Oleh karena itu, para ilmuwan menyarankan bahwa efeknya tidak terkait dengan penurunan penyerapan lemak, tetapi dengan penolakan paksa terhadap makanan berlemak.

Pada 2012, lorcaserin adalah obat anti-obesitas baru pertama yang dilisensikan oleh FDA. Dalam studi, pasien kehilangan berat badan sekitar 3-4%. Lorcaserin ditoleransi dengan baik oleh kebanyakan orang. Namun, pada 2014, obat itu ditarik di Eropa karena menyebabkan gangguan mental yang parah.

Pada 2015, kombinasi bupropion dan naltrexone disetujui. Bupropion digunakan dalam praktek psikiatrik untuk depresi. Naltrexone digunakan untuk mengobati kecanduan alkohol, karena mengurangi ketagihan alkohol. Kombinasi dari dua solusi ini sangat mengurangi nafsu makan dan meningkatkan rasa kenyang dari makanan. Sayangnya, mereka sangat meningkatkan tekanan, sehingga pasien harus terus-menerus mengunjungi dokter. Bupropion meningkatkan risiko bunuh diri. Sekitar 15 pasien meninggal akibat kombinasi.

Mengubah diet, meningkatkan aktivitas fisik dan operasi bariatrik tetap menjadi pengobatan yang paling efektif untuk obesitas.

Potensi risiko kesehatan dari obat-obatan jauh lebih besar daripada manfaatnya.

Kapan saya bisa melakukannya tanpa narkoba?

Pada 2011, sekitar 2,74 juta pasien menggunakan obat untuk mengobati obesitas di Amerika Serikat.
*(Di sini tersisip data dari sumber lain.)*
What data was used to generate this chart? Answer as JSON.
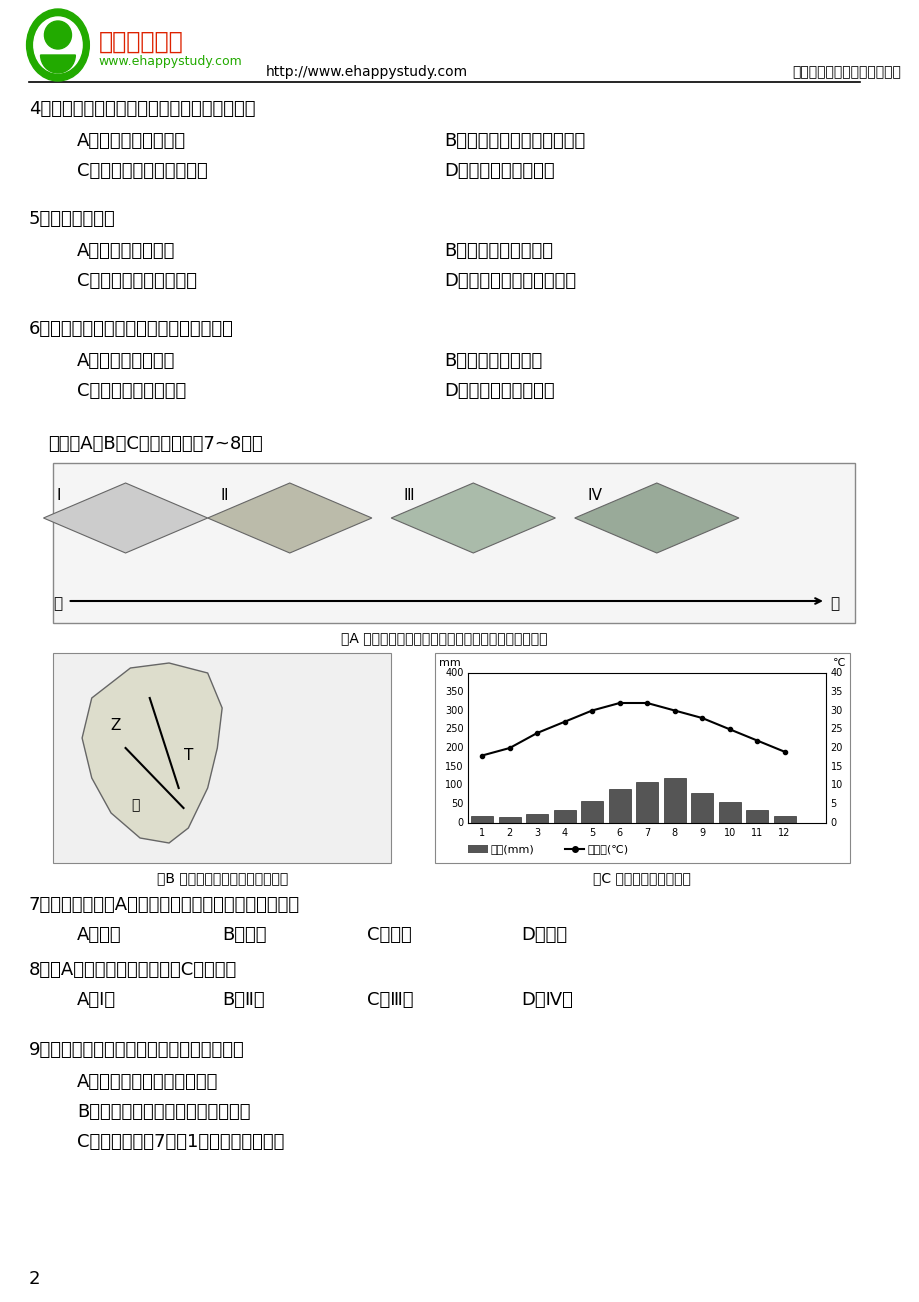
{
  "bg_color": "#ffffff",
  "header_url": "http://www.ehappystudy.com",
  "header_right": "快乐学习，尽在苏州中学网校",
  "logo_text_main": "苏州中学网校",
  "logo_text_sub": "www.ehappystudy.com",
  "questions": [
    {
      "num": "4．",
      "text": "甲图所示地区海岸线非常曲折，将会使当地",
      "options": [
        [
          "A．飓风影响范围扩大",
          "B．温带海洋性气候范围扩大"
        ],
        [
          "C．洋流对沿岸的影响减弱",
          "D．围海造田难度降低"
        ]
      ]
    },
    {
      "num": "5．",
      "text": "乙图所示地区",
      "options": [
        [
          "A．沿岸有季风洋流",
          "B．山脉南北纵向排列"
        ],
        [
          "C．有小面积的沙漠分布",
          "D．降水的季节变化不明显"
        ]
      ]
    },
    {
      "num": "6．",
      "text": "甲、乙两图所示地区河流的共同特征是",
      "options": [
        [
          "A．有多种补给水源",
          "B．有较长的结冰期"
        ],
        [
          "C．有比较大的含沙量",
          "D．有河口三角洲平原"
        ]
      ]
    }
  ],
  "section_intro": "读下面A、B、C三幅图，回答7~8题：",
  "fig_a_caption": "图A 非洲自然资源考察活动路线的自然景观变化示意图",
  "fig_b_caption": "图B 非洲自然景观考察的绕路方案",
  "fig_c_caption": "图C 非洲某地气候直方图",
  "questions2": [
    {
      "num": "7．",
      "text": "能够观察到图A所示自然景观变化现象的考察线路是",
      "options_inline": [
        "A．甲线",
        "B．乙线",
        "C．丙线",
        "D．丁线"
      ]
    },
    {
      "num": "8．",
      "text": "图A四地中，气候特征与图C相符的是",
      "options_inline": [
        "A．Ⅰ地",
        "B．Ⅱ地",
        "C．Ⅲ地",
        "D．Ⅳ地"
      ]
    }
  ],
  "question9": {
    "num": "9．",
    "text": "南极洲和北冰洋自然地理环境的相同点是",
    "options_list": [
      "A．世界上最小的大洲和大洋",
      "B．极圈内均有极昼和极夜现象出现",
      "C．分别是世界7月、1月世界最冷的地方"
    ]
  },
  "page_num": "2"
}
Tujuan mengobati obesitas adalah untuk meningkatkan kualitas hidup pasien dan mengurangi risiko kardiovaskular. Namun, tidak ada obat untuk menurunkan berat badan, seperti yang ditunjukkan dalam penelitian, memiliki efek menguntungkan pada jantung dan pembuluh darah.
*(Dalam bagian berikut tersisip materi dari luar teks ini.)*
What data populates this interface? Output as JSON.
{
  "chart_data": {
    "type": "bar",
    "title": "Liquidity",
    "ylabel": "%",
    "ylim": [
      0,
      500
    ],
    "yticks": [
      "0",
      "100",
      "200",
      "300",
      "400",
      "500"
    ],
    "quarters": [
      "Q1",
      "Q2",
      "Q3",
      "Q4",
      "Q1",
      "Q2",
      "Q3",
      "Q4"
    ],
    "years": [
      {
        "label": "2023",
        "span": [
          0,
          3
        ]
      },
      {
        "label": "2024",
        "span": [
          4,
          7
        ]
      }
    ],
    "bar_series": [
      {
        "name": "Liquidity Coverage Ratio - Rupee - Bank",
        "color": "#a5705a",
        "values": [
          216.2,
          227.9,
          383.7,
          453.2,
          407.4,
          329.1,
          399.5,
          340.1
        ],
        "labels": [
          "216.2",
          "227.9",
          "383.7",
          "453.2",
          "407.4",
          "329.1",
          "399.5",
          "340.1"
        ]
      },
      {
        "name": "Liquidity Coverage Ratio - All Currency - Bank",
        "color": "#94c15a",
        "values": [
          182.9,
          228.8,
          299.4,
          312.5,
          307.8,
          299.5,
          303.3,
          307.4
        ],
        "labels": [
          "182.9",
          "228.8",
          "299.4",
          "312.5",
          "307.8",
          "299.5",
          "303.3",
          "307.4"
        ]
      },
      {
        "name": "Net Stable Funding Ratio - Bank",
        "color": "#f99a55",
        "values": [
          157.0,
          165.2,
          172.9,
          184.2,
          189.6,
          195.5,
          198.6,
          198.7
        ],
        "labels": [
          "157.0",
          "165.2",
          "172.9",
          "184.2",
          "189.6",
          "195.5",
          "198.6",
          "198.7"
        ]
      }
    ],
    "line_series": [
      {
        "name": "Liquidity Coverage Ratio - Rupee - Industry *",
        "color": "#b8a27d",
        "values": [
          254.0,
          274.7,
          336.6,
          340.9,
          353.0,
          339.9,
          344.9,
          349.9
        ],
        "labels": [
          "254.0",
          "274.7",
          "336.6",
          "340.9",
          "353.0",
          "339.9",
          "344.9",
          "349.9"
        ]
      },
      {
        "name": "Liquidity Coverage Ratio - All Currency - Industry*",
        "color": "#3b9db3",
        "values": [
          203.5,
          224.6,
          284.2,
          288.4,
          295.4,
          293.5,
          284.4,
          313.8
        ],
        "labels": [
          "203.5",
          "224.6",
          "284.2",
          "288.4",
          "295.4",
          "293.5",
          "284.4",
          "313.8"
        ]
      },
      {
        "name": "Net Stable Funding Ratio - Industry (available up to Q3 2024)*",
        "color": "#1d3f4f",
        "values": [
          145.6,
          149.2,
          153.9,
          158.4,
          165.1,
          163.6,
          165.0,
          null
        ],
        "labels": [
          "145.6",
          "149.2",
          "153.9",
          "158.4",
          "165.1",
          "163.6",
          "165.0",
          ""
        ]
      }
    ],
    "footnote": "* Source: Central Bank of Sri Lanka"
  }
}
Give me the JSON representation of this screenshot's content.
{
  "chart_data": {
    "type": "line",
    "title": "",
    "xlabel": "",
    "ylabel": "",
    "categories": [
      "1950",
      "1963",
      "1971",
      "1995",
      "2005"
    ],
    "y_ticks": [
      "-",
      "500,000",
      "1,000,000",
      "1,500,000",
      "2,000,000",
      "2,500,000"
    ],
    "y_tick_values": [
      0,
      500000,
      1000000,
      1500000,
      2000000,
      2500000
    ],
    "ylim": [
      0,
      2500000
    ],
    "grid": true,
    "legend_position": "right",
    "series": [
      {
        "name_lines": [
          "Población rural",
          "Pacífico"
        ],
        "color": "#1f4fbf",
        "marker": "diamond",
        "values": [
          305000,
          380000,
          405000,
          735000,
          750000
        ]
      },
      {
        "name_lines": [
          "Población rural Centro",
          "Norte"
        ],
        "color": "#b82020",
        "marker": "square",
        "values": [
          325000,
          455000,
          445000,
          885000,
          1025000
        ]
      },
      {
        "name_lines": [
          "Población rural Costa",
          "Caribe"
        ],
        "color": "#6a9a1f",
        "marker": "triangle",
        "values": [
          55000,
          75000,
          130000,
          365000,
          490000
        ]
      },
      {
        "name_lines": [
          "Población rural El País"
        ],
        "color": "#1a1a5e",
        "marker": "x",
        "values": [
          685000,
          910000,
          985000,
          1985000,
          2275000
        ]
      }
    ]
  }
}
Sebelum meresepkan obat, dokter akan memeriksa dengan seksama status kesehatan pasien. Penting untuk menyingkirkan kemungkinan penyebab sekunder dari obesitas: hipotiroidisme, sindrom Cushing, hipogonadisme, tumor hipotalamus. Pembedahan hanya boleh dilakukan jika terjadi obesitas ekstrem.

Indikasi untuk terapi obat didefinisikan dengan jelas dalam komunitas medis:

  • Pasien dewasa dengan obesitas dan BMI ≥ 30 kg / m2 yang tidak tertolong dengan olahraga atau diet.
  • Pasien dewasa yang kelebihan berat badan dengan BMI ≥ 28 kg / m2 yang memiliki penyakit yang menyertai.

Pengobatan sendiri tidak dianjurkan. Pertama, Anda perlu mencari saran dari dokter Anda, dan mencoba metode pengobatan yang lebih aman.

Haruskah saya minum obat?

Pengetahuan manusia tentang "efek yang tidak pantas" dari beberapa obat anti-obesitas tetap tidak lengkap. Karena itu, ada masalah dengan efek samping yang menyebabkan kematian pasien.

Penelitian harus fokus pada memahami efek samping potensial, bukan hanya tujuan terapi utama.

Masih belum diketahui apakah terapi obat dapat membantu pasien dalam waktu dekat. Obat penurun berat badan yang disetujui saat ini dianggap tidak aman, sehingga dapat lebih membahayakan bahkan jika digunakan dengan benar.

Pin
Send
Share
Send

Tonton videonya: Kiribati: a drowning paradise in the South Pacific. DW Documentary (Juli 2024).